Charles W. Freeman, a retired diplomat, argues in The American Conservative that the country has forgotten how to do diplomacy and is increasingly using the threat of force as a first rather than a last resort.

We Americans have embraced coercive measures as our default means of influencing other nations, whether they be allies, friends, adversaries or enemies.

Freeman attributes this mentality to the dominant position America found itself in after the Cold War. The overwhelming economic and military leverage the United States enjoy justifies “abandoning the effort to persuade rather than muscle recalcitrant foreigners into line,” he argues.

The National Interest‘s Paul R. Pillar agrees, writing that Americans have developed an odd view of negotiation: as an exchange in which the United states make their demands — sometimes expressed as “red lines” — and the other side relents. If the other side doesn’t go along with the script, America must simply exert more pressure.

This is markedly different from the rest of the world’s conception of negotiation, in which each side begins with positions that neither side will get or expects to get entirely, followed by a process of give-and-take and mutual concession to arrive at a compromise that meets the needs of each side enough that it is better for each than no agreement at all.

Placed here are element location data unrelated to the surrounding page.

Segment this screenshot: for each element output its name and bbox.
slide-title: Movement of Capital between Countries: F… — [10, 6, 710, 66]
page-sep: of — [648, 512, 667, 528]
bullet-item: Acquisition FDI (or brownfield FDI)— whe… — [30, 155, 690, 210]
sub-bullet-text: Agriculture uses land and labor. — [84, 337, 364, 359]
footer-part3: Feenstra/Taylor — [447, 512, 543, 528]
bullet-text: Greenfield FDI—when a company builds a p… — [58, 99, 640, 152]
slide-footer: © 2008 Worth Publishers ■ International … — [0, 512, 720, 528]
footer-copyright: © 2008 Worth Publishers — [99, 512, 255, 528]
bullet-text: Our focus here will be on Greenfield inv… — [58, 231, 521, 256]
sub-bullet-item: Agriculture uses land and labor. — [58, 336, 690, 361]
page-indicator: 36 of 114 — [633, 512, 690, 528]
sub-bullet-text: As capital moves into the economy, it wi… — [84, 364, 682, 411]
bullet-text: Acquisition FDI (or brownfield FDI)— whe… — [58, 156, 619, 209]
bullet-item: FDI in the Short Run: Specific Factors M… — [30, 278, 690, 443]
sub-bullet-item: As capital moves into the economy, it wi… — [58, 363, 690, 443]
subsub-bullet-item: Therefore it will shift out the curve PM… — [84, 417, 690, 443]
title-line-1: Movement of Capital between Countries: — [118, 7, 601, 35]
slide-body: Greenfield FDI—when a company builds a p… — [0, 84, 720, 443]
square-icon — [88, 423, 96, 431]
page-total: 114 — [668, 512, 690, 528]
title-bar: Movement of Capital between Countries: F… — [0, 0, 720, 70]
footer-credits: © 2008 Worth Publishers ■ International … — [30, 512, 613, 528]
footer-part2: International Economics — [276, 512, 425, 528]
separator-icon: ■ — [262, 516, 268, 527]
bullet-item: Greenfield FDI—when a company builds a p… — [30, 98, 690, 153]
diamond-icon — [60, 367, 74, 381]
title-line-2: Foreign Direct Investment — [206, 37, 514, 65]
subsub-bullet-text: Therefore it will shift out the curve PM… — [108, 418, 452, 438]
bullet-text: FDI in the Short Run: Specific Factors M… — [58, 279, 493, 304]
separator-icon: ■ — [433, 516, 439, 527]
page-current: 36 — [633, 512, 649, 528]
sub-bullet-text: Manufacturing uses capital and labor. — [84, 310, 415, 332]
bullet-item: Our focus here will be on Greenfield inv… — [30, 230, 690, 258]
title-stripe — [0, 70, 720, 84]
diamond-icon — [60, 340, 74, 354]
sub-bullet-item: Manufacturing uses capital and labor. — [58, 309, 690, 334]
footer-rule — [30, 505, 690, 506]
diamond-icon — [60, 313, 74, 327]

The inability to compromise isn’t limited to American foreign policy. Domestic politics is often seen as a zero-sum game as well in which a Democratic victory necessarily means a Republican defeat or vice versa. The two major parties are seldom able to find middle ground anymore.

Except, it seems, when it comes to bullying other countries.

Foreign Policy magazine provides a good example in its profile of Victoria Nuland, the tough-talking assistant secretary of state for European affairs who is best known for being caught on tape saying “fuck the EU” when discussing regime change in Ukraine. European diplomats complain of her abrasive style and willingness to escalate the West’s standoff with Russia — but lawmakers from both parties praise her frankness.

Her defenders say Nuland’s brand of tough love is exactly what’s needed to enforce Washington’s response to Russia following the annexation of Crimea last year.

Which goes to Freeman’s laments about the United States pushing its weight around and being unwilling to listen to the concerns of even its closest allies.

When European countries question the wisdom of arming Ukraine, fearing it will prompt Russia to step up its own support for rebels in the southeast of the country and create an even more dangerous situation on their borders — half a world away from the United States — American lawmakers complain of a “defeatist attitude” and berate their NATO allies for not spending enough on defense.

When Italy’s prime minister, Matteo Renzi, broke ranks in March and reached out to Russian president Vladimir Putin, Nuland flew to Rome to lecture him.

According to one diplomatic source, the intensity of Nuland’s scolding left her Italian interlocutors offended and angry.

It doesn’t matter whether Nuland was right to be outraged or not. What matters is if insulating the Italians is more likely to make them toe the Western line. If not, then what is the point of offending an ally?

Similarly, Americans are justified to complain about their European allies’ lackluster efforts to defend themselves. But they are unlikely to shame them into action. If the goal is to get European countries to raise their military spending, embarrassing them is probably not the best strategy.

Expecting that other governments will naturally bow to American demands is not only unreasonable; it is counterproductive. Freeman worries it is actually creating a more dangerous world for the United States.

It has unsettled our allies without deterring our adversaries. It has destabilized entire regions, multiplied our enemies and estranged us from our friends.

Freeman calls on Americans to rediscover the virtues of diplomacy. Even a superpower cannot always have its way.

But diplomacy is not just about accepting setbacks; it entails compromise and begins with trying to understand why other countries behave the way they do.

There is no reason why America should be uniquely incapable of empathizing with other nations. It is too often unwilling. From Iran’s nuclear ambitions to Russia’s aggression in Ukraine, this unwillingness has made the world a more dangerous place.

Perhaps Iran would have reached for the bomb even if America hadn’t invaded both its neighbors. Perhaps Russia would still have invaded Ukraine even if America hadn’t supported the overthrow of pro-Russian governments in its periphery. American actions certainly don’t excuse the behavior of either power. But just maybe a more empathetic America could have anticipated how countries like Iran and Russia would react to policies they interpreted as hostile and done something to reassure them — like diplomacy.